Influence of Corticospinal Tracts from Higher Order Motor Cortices on Recruitment Curve Properties in Stroke.

BACKGROUND: Recruitment curves (RCs) acquired using transcranial magnetic stimulation are commonly used in stroke to study physiologic functioning of corticospinal tracts (CST) from M1. However, it is unclear whether CSTs from higher motor cortices contribute as well. OBJECTIVE: To explore whether integrity of CST from higher motor areas, besides M1, relates to CST functioning captured using RCs. METHODS: RCs were acquired for a paretic hand muscle in patients with chronic stroke. Metrics describing gain and overall output of CST were collected. CST integrity was defined by diffusion tensor imaging. For CST emerging from M1 and higher motor areas, integrity (fractional anisotropy) was evaluated in the region of the posterior limb of the internal capsule, the length of CST and in the region of the stroke lesion. RESULTS: We found that output and gain of RC was related to integrity along the length of CST emerging from higher motor cortices but not the M1. CONCLUSIONS: Our results suggest that RC parameters in chronic stroke infer function primarily of CST descending from the higher motor areas but not M1. RCs may thus serve as a simple, in-expensive means to assess re-mapping of alternate areas that is generally studied with resource-intensive neuroimaging in stroke.

Reproducibility of transcranial magnetic stimulation metrics in the study of proximal upper limb muscles.

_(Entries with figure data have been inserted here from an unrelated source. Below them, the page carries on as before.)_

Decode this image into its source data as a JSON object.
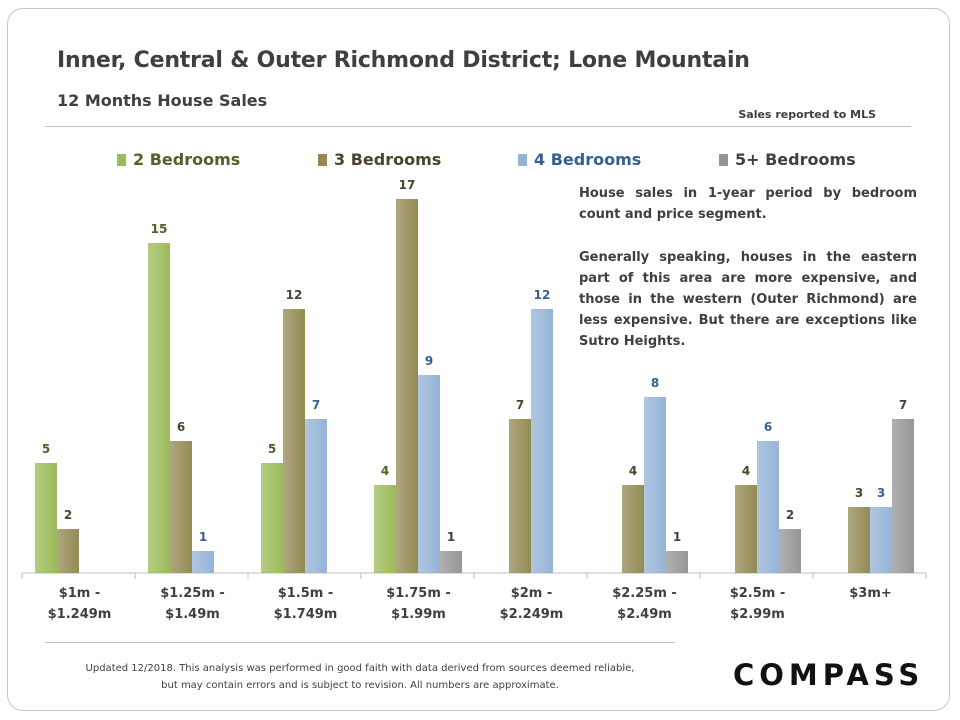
{
  "header": {
    "title": "Inner, Central & Outer Richmond District; Lone Mountain",
    "subtitle": "12 Months House Sales",
    "source_note": "Sales reported to MLS"
  },
  "description": {
    "paragraph1": "House sales in 1-year period by bedroom count and price segment.",
    "paragraph2": "Generally speaking, houses in the eastern part of this area are more expensive, and those in the western (Outer Richmond) are less expensive. But there are exceptions like Sutro Heights."
  },
  "footer": {
    "line1": "Updated 12/2018. This analysis was performed in good faith with data derived from sources deemed reliable,",
    "line2": "but may contain errors and is subject to revision. All numbers are approximate.",
    "logo": "COMPASS"
  },
  "colors": {
    "two_bed": "#9bbb59",
    "three_bed": "#948a54",
    "four_bed": "#95b3d7",
    "five_bed": "#969696",
    "label_two": "#4f6228",
    "label_three": "#4a452a",
    "label_four": "#366092",
    "label_five": "#404040"
  },
  "chart_data": {
    "type": "bar",
    "title": "Inner, Central & Outer Richmond District; Lone Mountain",
    "subtitle": "12 Months House Sales",
    "xlabel": "",
    "ylabel": "",
    "ylim": [
      0,
      18
    ],
    "grid": false,
    "legend_position": "top",
    "categories": [
      [
        "$1m -",
        "$1.249m"
      ],
      [
        "$1.25m -",
        "$1.49m"
      ],
      [
        "$1.5m -",
        "$1.749m"
      ],
      [
        "$1.75m -",
        "$1.99m"
      ],
      [
        "$2m -",
        "$2.249m"
      ],
      [
        "$2.25m -",
        "$2.49m"
      ],
      [
        "$2.5m -",
        "$2.99m"
      ],
      [
        "$3m+"
      ]
    ],
    "series": [
      {
        "name": "2 Bedrooms",
        "key": "two_bed",
        "values": [
          5,
          15,
          5,
          4,
          null,
          null,
          null,
          null
        ]
      },
      {
        "name": "3 Bedrooms",
        "key": "three_bed",
        "values": [
          2,
          6,
          12,
          17,
          7,
          4,
          4,
          3
        ]
      },
      {
        "name": "4 Bedrooms",
        "key": "four_bed",
        "values": [
          null,
          1,
          7,
          9,
          12,
          8,
          6,
          3
        ]
      },
      {
        "name": "5+ Bedrooms",
        "key": "five_bed",
        "values": [
          null,
          null,
          null,
          1,
          null,
          1,
          2,
          7
        ]
      }
    ]
  }
}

OBJECTIVE: Reproducibility of transcranial magnetic stimulation (TMS) metrics is essential in accurately tracking recovery and disease. However, majority of evidence pertains to reproducibility of metrics for distal upper limb muscles. We investigate for the first time, reliability of corticospinal physiology for a large proximal muscle - the biceps brachii and relate how varying statistical analyses can influence interpretations. METHODS: 14 young right-handed healthy participants completed two sessions assessing resting motor threshold (RMT), motor evoked potentials (MEPs), motor map and intra-cortical inhibition (ICI) from the left biceps brachii. Analyses included paired t-tests, Pearson's, intra-class (ICC) and concordance correlation coefficients (CCC) and Bland-Altman plots. RESULTS: Unlike paired t-tests, ICC, CCC and Pearson's were >0.6 indicating good reliability for RMTs, MEP intensities and locations of map; however values were <0.3 for MEP responses and ICI. CONCLUSIONS: Corticospinal physiology, defining excitability and output in terms of intensity of the TMS device, and spatial loci are the most reliable metrics for the biceps. MEPs and variables based on MEPs are less reliable since biceps receives fewer cortico-motor-neuronal projections. Statistical tests of agreement and associations are more powerful reliability indices than inferential tests. SIGNIFICANCE: Reliable metrics of proximal muscles when translated to a larger number of participants would serve to sensitively track and prognosticate function in neurological disorders such as stroke where proximal recovery precedes distal.